Response: All figures have initially been submitted in high resolution in separate files. However, the reviewers have presumably only access to the figures in the word document. If the initially submitted high resolution figures does not match the requirement of the journal, please do not hesitate to contact us.

- the methods concerning the database search and data analysis contain far too few details and are inadequate. Missing information includes (but is not limited to) the software and the detailed parameters used for the database search, the filtering criteria, and the parameters used for the analysis and display of the data.

Response: All this is described in Supplementary Methods in the Supplementary Materials document. Unfortunately, the reviewers may not have had access to our Supplementary document in the review process, thus this comment on missing information. We hope that this will be available for the second review

- a simple Student’s t-test is not the most appropriate test when dealing with a high number of comparisons. A test corrected for multiple comparisons should be used.

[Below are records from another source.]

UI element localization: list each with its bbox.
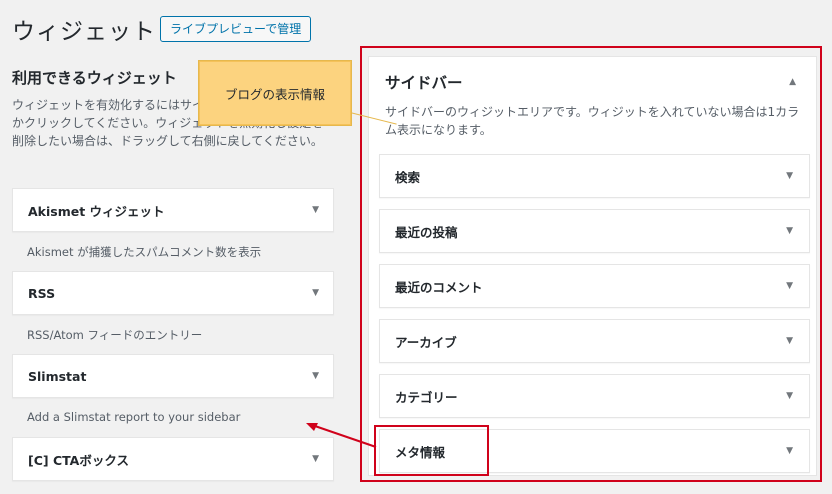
widget-description: Akismet が捕獲したスパムコメント数を表示 [27,245,262,259]
caret-down-icon[interactable]: ▼ [312,371,319,381]
widget-name: Slimstat [28,368,87,384]
annotation-tooltip: ブログの表示情報 [198,60,352,126]
live-preview-button[interactable]: ライブプレビューで管理 [160,16,312,42]
widget-rss[interactable]: RSS ▼ [12,271,334,315]
widget-slimstat[interactable]: Slimstat ▼ [12,354,334,398]
widget-akismet[interactable]: Akismet ウィジェット ▼ [12,188,334,232]
sidebar-highlight-annotation [360,46,822,482]
widget-item: RSS ▼ RSS/Atom フィードのエントリー [12,271,334,354]
available-widget-list: Akismet ウィジェット ▼ Akismet が捕獲したスパムコメント数を表… [12,188,334,481]
available-widgets-title: 利用できるウィジェット [12,69,177,87]
widget-item: Akismet ウィジェット ▼ Akismet が捕獲したスパムコメント数を表… [12,188,334,271]
caret-down-icon[interactable]: ▼ [312,288,319,298]
widget-cta-box[interactable]: [C] CTAボックス ▼ [12,437,334,481]
widget-description: Add a Slimstat report to your sidebar [27,410,241,424]
widget-name: [C] CTAボックス [28,452,129,468]
widget-item: Slimstat ▼ Add a Slimstat report to your… [12,354,334,437]
annotation-arrow-icon [306,423,377,448]
caret-down-icon[interactable]: ▼ [312,205,319,215]
widget-description: RSS/Atom フィードのエントリー [27,328,203,342]
widget-item: [C] CTAボックス ▼ [12,437,334,481]
tooltip-text: ブログの表示情報 [224,86,325,102]
widget-name: Akismet ウィジェット [28,203,165,219]
page-title: ウィジェット [12,19,156,45]
widget-name: RSS [28,285,56,301]
meta-highlight-annotation [374,425,489,476]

Response: We agree with the reviewer that ideally a correction for multiple hypothesis testing, decreasing the type 1 error, would be required in order to make more solid conclusions. However, we performed a discovery-based, hypothesis generating study on a very limited number of clinical samples from children with a very rare disease. In that light we find that a major disadvantage would be the increased type 2 error with the risk of overlooking novel, putative markers. We realize that the data of cause need to be verified, preferably on a different and larger cohort. We have included these thoughts in the manuscript, lines 153-156, and 393-396

 

Author Response File: Author Response.docx

Round 2

Reviewer 1 Report

The authors answered appropriately to my queries. No further comment.

Reviewer 2 Report

While the authors addressed two of the comments that I made (but the volcano plots are still illegible, and I do not believe it is a matter of resolution, but rather of the size of the labels), I believe that the results presented in this study – in the absence of any validation/experiments performed with alternative techniques – are too preliminary for the Cancers journal. I do understand the difficulty in finding the samples and the scarcity of the starting material, but reporting a single proteomics experiment is simply not enough, in my opinion. As I mentioned previously, this manuscript may be better suited for a proteomics journal.